Inno nazionale a scuola: una bella conquista

L’obbligo di insegnare l’inno nazionale a scuola è una conquista dall’alto valore simbolico. Lo dimostra, se mai ce ne fosse bisogno, il coro di reazioni stizzite e campate in aria dei contrari. Costoro, il cui orientamento politico è sempre il $olito, vedono in qualsiasi affermazione della nostra identità un attentato al lavoro di sfascio del paese da loro portato avanti negli ultimi decenni. Decenni di lavaggio del cervello da parte di autoproclamati detentori di un’autocertificata, ma del tutto inesistente, autorità morale. Secondo lorsignori, della Svizzera bisogna sempre e comunque parlare male. Perché svizzero è brutto.
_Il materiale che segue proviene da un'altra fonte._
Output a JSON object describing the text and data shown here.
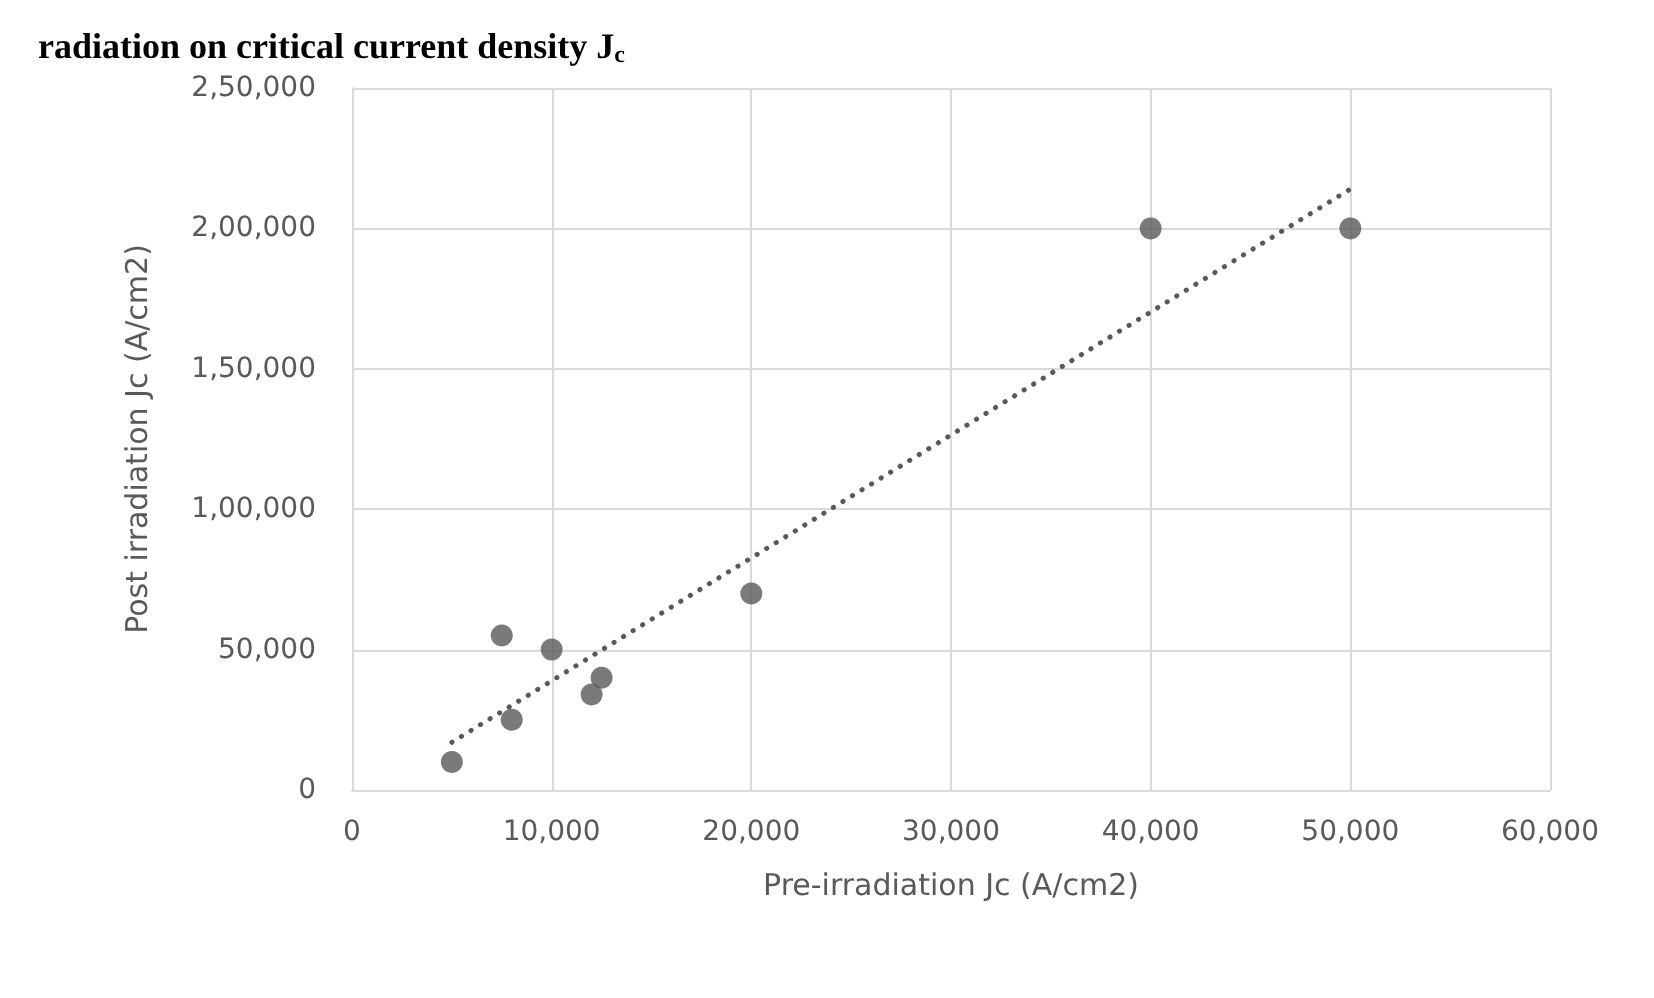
{
  "chart_data": {
    "type": "scatter",
    "title": "radiation on critical current density J$_{c}$",
    "xlabel": "Pre-irradiation Jc (A/cm2)",
    "ylabel": "Post irradiation Jc (A/cm2)",
    "series": [
      {
        "color": "#595959",
        "marker": "circle",
        "x": [
          5000,
          7500,
          8000,
          10000,
          12000,
          12500,
          20000,
          40000,
          50000
        ],
        "values": [
          10000,
          55000,
          25000,
          50000,
          34000,
          40000,
          70000,
          200000,
          200000
        ]
      },
      {
        "type": "line",
        "color": "#595959",
        "marker": "none",
        "line_style": "dotted",
        "x": [
          5000,
          50000
        ],
        "values": [
          17000,
          214000
        ]
      }
    ],
    "xlim": [
      0,
      60000
    ],
    "xticks": [
      0,
      {
        "value": 10000,
        "label": "10,000"
      },
      {
        "value": 20000,
        "label": "20,000"
      },
      {
        "value": 30000,
        "label": "30,000"
      },
      {
        "value": 40000,
        "label": "40,000"
      },
      {
        "value": 50000,
        "label": "50,000"
      },
      {
        "value": 60000,
        "label": "60,000"
      }
    ],
    "ylim": [
      0,
      250000
    ],
    "yticks": [
      0,
      {
        "value": 50000,
        "label": "50,000"
      },
      {
        "value": 100000,
        "label": "1,00,000"
      },
      {
        "value": 150000,
        "label": "1,50,000"
      },
      {
        "value": 200000,
        "label": "2,00,000"
      },
      {
        "value": 250000,
        "label": "2,50,000"
      }
    ],
    "grid": true
  }
}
Bello – sempre secondo lorsignori – è “aprirsi”; bello è spalancare le frontiere; bello è essere “multikulturali”; bello è non solo accettare, ma addirittura accogliere a braccia aperte (e soprattutto a borsello aperto) un’immigrazione del tutto incontrollata; e via elencando.

Tale politica –  spacciata senza alcun motivo per “moralmente superiore” quando in realtà è solo catastrofica – più che danni non ha fatto. In tutta l’Europa occidentale la popolazione sta pagando a carissimo prezzo il totale fallimento del multikulturalismo. Multukulturalismo che è stato imposto a colpi di biechi ricatti morali: “se ti opponi sei un becero razzista e noi – presunti sostenitori della tolleranza e dell’integrazione – ti criminalizziamo e ti ghettizziamo”.

L’opinione pubblica, anche svizzera, si sta rendendo conto di avere gettato alle ortiche, in nome del politikamente korretto, la propria identità, il proprio orgoglio nazionale, la propria sicurezza, il proprio mercato del lavoro: in sostanza il proprio futuro. Ma per fortuna si sta ora riaccendendo la volontà di riappropriarsene: ciò che gli sfascisti (nel senso di sfasciare) non possono in nessun caso accettare. E tentano, pertanto, di demonizzare con i soliti triti argomenti. Ben lo dimostra lo sconclusionato agitarsi contro l’inno nazionale a scuola. Chi dice, come taluni kompagni non patrizi di Maglio di Colla, che in Svizzera ci vorrebbero tre inni, dimostra di non aver capito niente della Svizzera. Chi poi, sotto l’etichetta di “libero pensatore” – che in realtà si traduce con “laicista talebano” – tenta di buttarla sul religioso, esterna solo le proprie personali ossessioni/fissazioni.

La realtà è che l’obbligo dell’inno è un passo – si potrà dire piccolo, si potrà dire grande – verso la rivalutazione della nostra identità, delle nostre specificità e della nostra svizzeritudine. Quindi una deviazione netta dal principio del politikamente korretto. Quello che impone che della Svizzera bisogna sempre parlare male. Che smacco per certa classe sedicente (ma proprio solo sedicente) “intellettuale”! Ecco perché l’inno nazionale, come pure l’iniziativa per l’insegnamento della civica nelle scuole (iniziativa che è riuscita in una settimana, un record inaudito), suscita tanto scomposto –  e $inistro – agitarsi.
Agitarsi, si noti bene, condito dalla consueta manfrina del “falso problema”. Bene, se si tratta davvero di “falso problema”, perché kompagni e radikal-chic strillano tanto?